Monday, December 18, 2006

America goes cap in hand

A falling dollar, growing import deficits, a loss of domestic manufacturing jobs and the election of a more protectionist Congress, which takes office next month, add up to one thing – increasing trade tensions between the United States and its main creditor, China, which could derail the global economy. In the latest twist, hard-pressed US manufacturers have persuaded the Democrats to launch a controversial Bill permitting the use of anti-subsidy laws in response to alleged "currency manipulation" by Beijing. The US trade deficit with China, which is expected to grow to $229 billion for 2006, has allowed China to build up $1 trillion in foreign currency reserves. A high-level American delegation to Beijing last week came away empty handed, however, not least because the Chinese economy has its own severe domestic problems. Leading the attempt to get China to take some of America’s pain was Treasury Secretary Henry M. Paulson, appointed earlier this year from his position as chairman and chief executive officer of the investment bank Goldman Sachs and adviser to the Chinese Government. With him went six other cabinet members and the chairman of the Federal Reserve, Ben Bernanke. At the top of Paulson’s list of "reforms" is getting people in China to buy more goods. Or in the words of his opening remarks: "By continuing to pursue economic reform, opening its markets further, and rebalancing its growth to allow for increased domestic consumption, China will be sustaining its own growth while contributing even more to the global economy."
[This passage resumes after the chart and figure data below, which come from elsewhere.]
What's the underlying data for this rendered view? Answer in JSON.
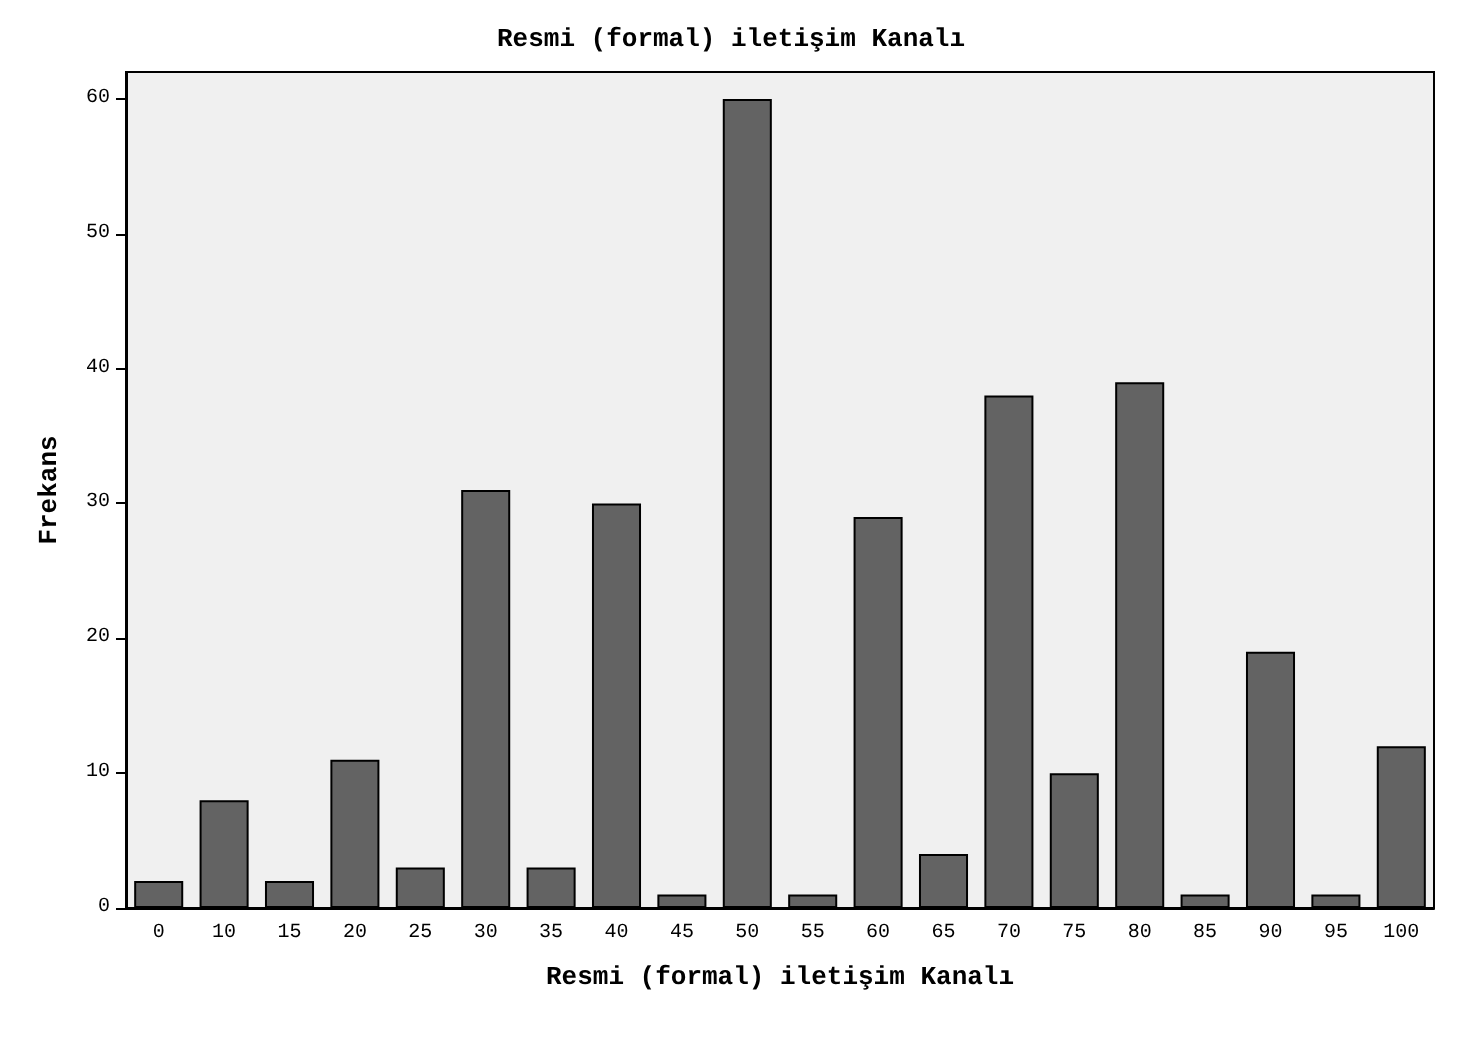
{
  "chart_data": {
    "type": "bar",
    "title": "Resmi (formal) iletişim Kanalı",
    "xlabel": "Resmi (formal) iletişim Kanalı",
    "ylabel": "Frekans",
    "categories": [
      "0",
      "10",
      "15",
      "20",
      "25",
      "30",
      "35",
      "40",
      "45",
      "50",
      "55",
      "60",
      "65",
      "70",
      "75",
      "80",
      "85",
      "90",
      "95",
      "100"
    ],
    "values": [
      2,
      8,
      2,
      11,
      3,
      31,
      3,
      30,
      1,
      60,
      1,
      29,
      4,
      38,
      10,
      39,
      1,
      19,
      1,
      12
    ],
    "color": "#636363",
    "ylim": [
      0,
      62
    ],
    "yticks": [
      0,
      10,
      20,
      30,
      40,
      50,
      60
    ],
    "grid": false
  }
}
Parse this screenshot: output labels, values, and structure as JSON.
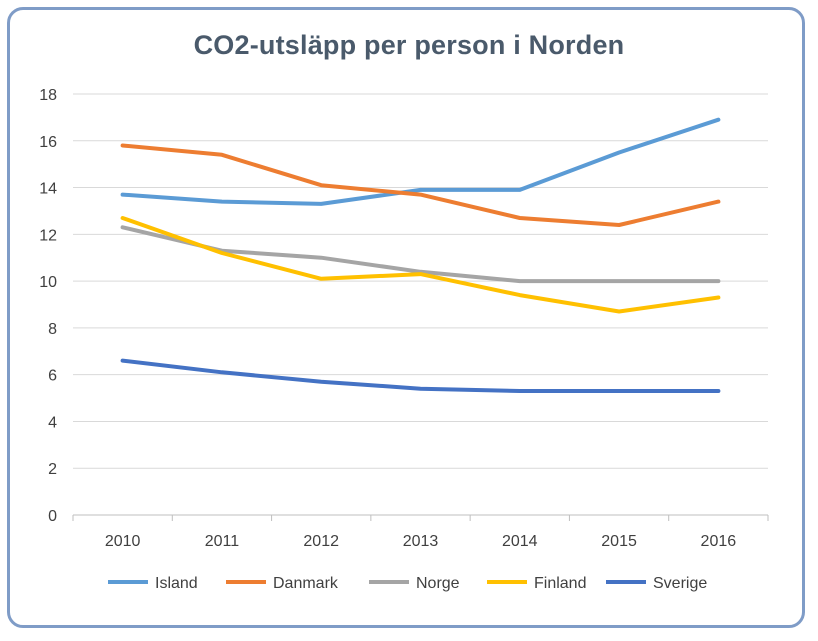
{
  "chart_data": {
    "type": "line",
    "title": "CO2-utsläpp per person i Norden",
    "xlabel": "",
    "ylabel": "",
    "categories": [
      "2010",
      "2011",
      "2012",
      "2013",
      "2014",
      "2015",
      "2016"
    ],
    "ylim": [
      0,
      18
    ],
    "yticks": [
      "0",
      "2",
      "4",
      "6",
      "8",
      "10",
      "12",
      "14",
      "16",
      "18"
    ],
    "grid": true,
    "legend": "bottom",
    "series": [
      {
        "name": "Island",
        "color": "#5b9bd5",
        "values": [
          13.7,
          13.4,
          13.3,
          13.9,
          13.9,
          15.5,
          16.9
        ]
      },
      {
        "name": "Danmark",
        "color": "#ed7d31",
        "values": [
          15.8,
          15.4,
          14.1,
          13.7,
          12.7,
          12.4,
          13.4
        ]
      },
      {
        "name": "Norge",
        "color": "#a5a5a5",
        "values": [
          12.3,
          11.3,
          11.0,
          10.4,
          10.0,
          10.0,
          10.0
        ]
      },
      {
        "name": "Finland",
        "color": "#ffc000",
        "values": [
          12.7,
          11.2,
          10.1,
          10.3,
          9.4,
          8.7,
          9.3
        ]
      },
      {
        "name": "Sverige",
        "color": "#4472c4",
        "values": [
          6.6,
          6.1,
          5.7,
          5.4,
          5.3,
          5.3,
          5.3
        ]
      }
    ]
  }
}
But the Chinese leadership wasn’t impressed by a delegation which could almost be said to have arrived cap in hand. They are only too aware of the looming revolt against the widening gulf which has opened between the tiny group of suddenly super-rich and the increasingly impoverished hundreds of millions who have lost everything to capitalist globalisation. The current leadership is reported to be moving to rein in the excesses of market economy introduced by Deng Xiaoping. More than two decades after Deng's changes, the per capita gross domestic product (GDP) had risen to only $1,700 in 2005 and is expected to reach only $3,000 in 2020. Even with a purchasing power parity of 4:1, Chinese 2005 per capita GDP was $6,800, still substantially below the US 2005 per capita GDP of $35,000. The lowest-income families, comprising the bottom 10% of all families, owns less than 2% of all the private assets in the economy, while the highest-income families, or the top 10% of all the families, own over 40%. No wonder Chinese leaders have started warning against extremes of poverty and wealth, rising unemployment and intensifying social conflict. There is also recognition China is overly-dependent on foreign investment and energy resources. So, far from rushing to help Washington, Chinese planners are working to make the country more self-sufficient in the next five years. At the end of the talks in Beijing, Vice Premier Wu Yi said "a number of differences remain". She added: "China and America are two completely different countries. The economic structures are different, the value systems are different, so it is natural to have this or that kind of disagreement. The key lies in what attitude is embraced to address those differences." Meanwhile, the US economy teeters on a financial precipice while China has a unique ability to push it over the edge. The fear is that the continuing four-year decline of the dollar will persuade China to start selling some of the mountain of dollars it has amassed. Such a move would destabilise international financial markets as well as starve the US of funds to finance the government’s own deficit. It looks like American capitalism is on its own in its hour of greatest need.